Linear and non-linear learning
Thursday, December 13th, 2007
Obligatory pic of horrific looking 19th cen school that should add impact to the post.
In a previous post, I talked about what language learning 2.0 meant to me. In the coming weeks and months I’ll try to elaborate through examples from projects that I’ve been involved with. I begin with a description of a key concept in learning 2.0 - its non-linear nature. I’ll try to outline my thoughts on this before showing how it has affected the design of ChinesePod and SpanishPod in the next post.
Linear learning
Textbooks, curricula, and our educational system itself are the products of a mechanistic past. School knowledge is pre-determined by a centralized authority, and delivered in a linear format to a mass audience. The system is standardized, mass produced, scheduled, etc. In the classroom, the emphasis has been on teaching - it is expected that the learning will simply follow. The act of teaching, then, is seen as transfering information in a controlled sequence, a process that eliminates context - all learners receive the same content in the same format - but fails to accommodate variations in learner needs.

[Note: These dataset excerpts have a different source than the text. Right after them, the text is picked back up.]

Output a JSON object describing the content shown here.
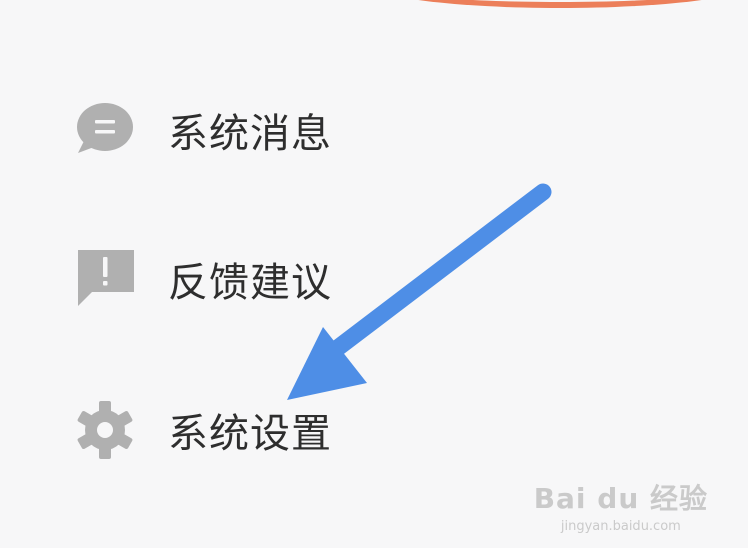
{
  "menu": {
    "items": [
      {
        "label": "系统消息",
        "icon": "chat-bubble-icon"
      },
      {
        "label": "反馈建议",
        "icon": "feedback-exclamation-icon"
      },
      {
        "label": "系统设置",
        "icon": "gear-icon"
      }
    ]
  },
  "annotation": {
    "arrow_color": "#4e8ee6",
    "points_to": "系统设置"
  },
  "colors": {
    "background": "#f7f7f8",
    "icon": "#b0b0b0",
    "text": "#2e2e2e",
    "top_accent": "#ec7f5a"
  },
  "watermark": {
    "logo_text": "Bai du 经验",
    "url": "jingyan.baidu.com"
  }
}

At the individual level, traditional learning is also ‘linear’. Most textbooks stagger information - you can’t proceed to Unit 2 until you’ve learned Unit 1, type of thing. Let me give you an example: English languge textbooks for decades, have begun with present tense (aspect) verbs with an emphasis on the 3rd person. It’s always the first lesson. Thereafter the books invariably proceed with simple past tense, then past continuous, and so on. In fact, however, most learners of English do not ‘acquire’ the earliest items until they reach an advanced stage of fluency. It’s obvious that these sequence of items are presented out of expediency. The question is, however, whose expediency - the teachers’ or the students’? (There is no natural order of language learning that can be described as a linear set of morphemes.)
Non-linear learning
In nature, linear learning doesn’t exist. Children learn their mother tongue through random exposure and make sense of the language by identifying patterns. Our brains are designed to work/learn this way, but it is a subjective process because each individual experiences distinct social and psychological phenomena.
If there is a metpaphor for learning in the natural environment it may be the network rather than the line: our neural networks forms the basis of memory/knowledge and even the brain itself. Which is interesting because all networks come down to two elements: links and nodes. (This is as true for the internet as it is for the human brain.)

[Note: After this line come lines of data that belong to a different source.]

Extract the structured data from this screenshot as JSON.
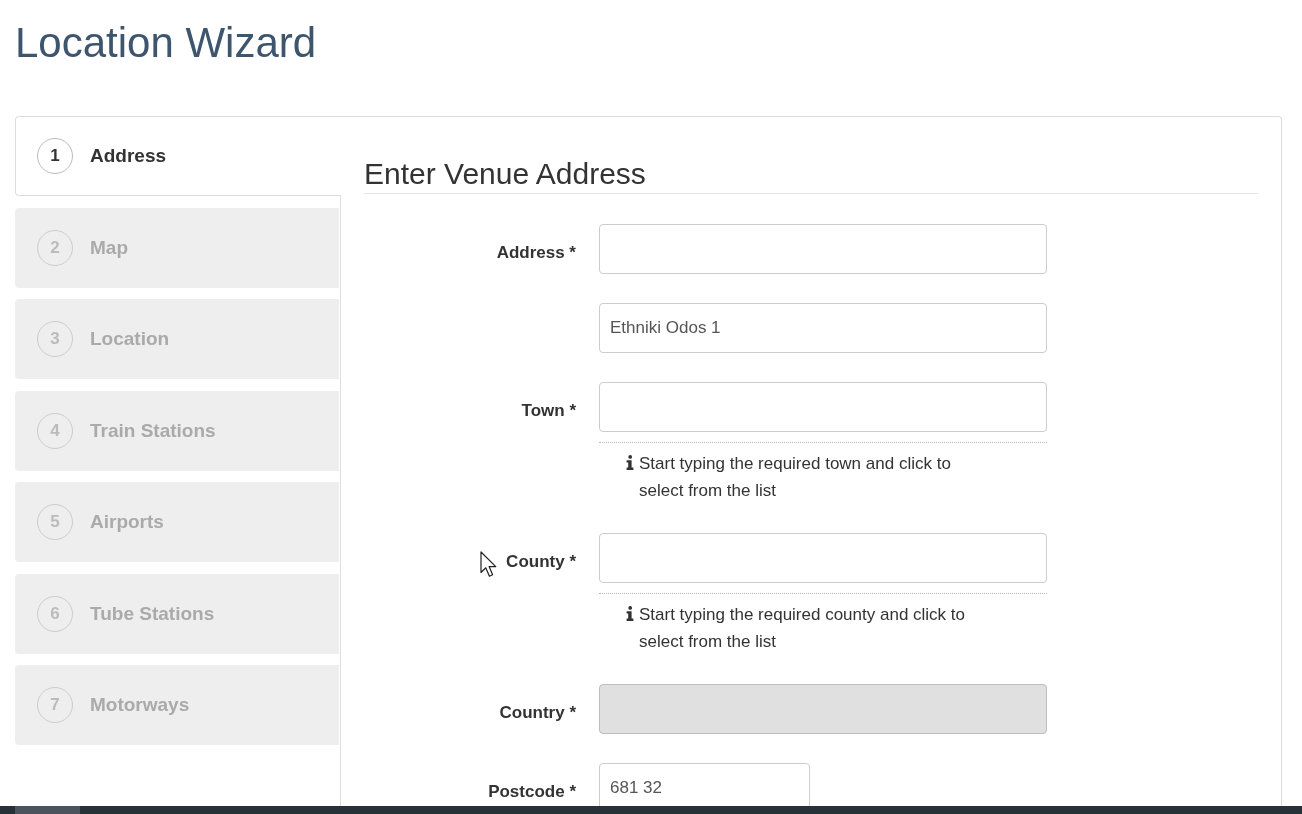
{
  "page": {
    "title": "Location Wizard"
  },
  "steps": [
    {
      "number": "1",
      "label": "Address",
      "selected": true
    },
    {
      "number": "2",
      "label": "Map",
      "selected": false
    },
    {
      "number": "3",
      "label": "Location",
      "selected": false
    },
    {
      "number": "4",
      "label": "Train Stations",
      "selected": false
    },
    {
      "number": "5",
      "label": "Airports",
      "selected": false
    },
    {
      "number": "6",
      "label": "Tube Stations",
      "selected": false
    },
    {
      "number": "7",
      "label": "Motorways",
      "selected": false
    }
  ],
  "form": {
    "heading": "Enter Venue Address",
    "fields": [
      {
        "label": "Address *",
        "kind": "full",
        "disabled": false
      },
      {
        "value": "Ethniki Odos 1",
        "kind": "full",
        "disabled": false
      },
      {
        "label": "Town *",
        "kind": "full",
        "disabled": false,
        "help": "Start typing the required town and click to select from the list"
      },
      {
        "label": "County *",
        "kind": "full",
        "disabled": false,
        "help": "Start typing the required county and click to select from the list"
      },
      {
        "label": "Country *",
        "kind": "full",
        "disabled": true
      },
      {
        "label": "Postcode *",
        "value": "681 32",
        "kind": "short",
        "disabled": false
      }
    ]
  }
}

The internet is changing the way we learn and that’s because of its network qualities. I believe we’ve moved beyond the Mechanical Age, and beyond the Information Age, to the Age of Networks, and therefore to the Age of Networked Learning. Networks are every where and, as Jay Cross persuasively argues, they are changing everything, including how we learn. The last time that happened we had the Enlightenment on our hands.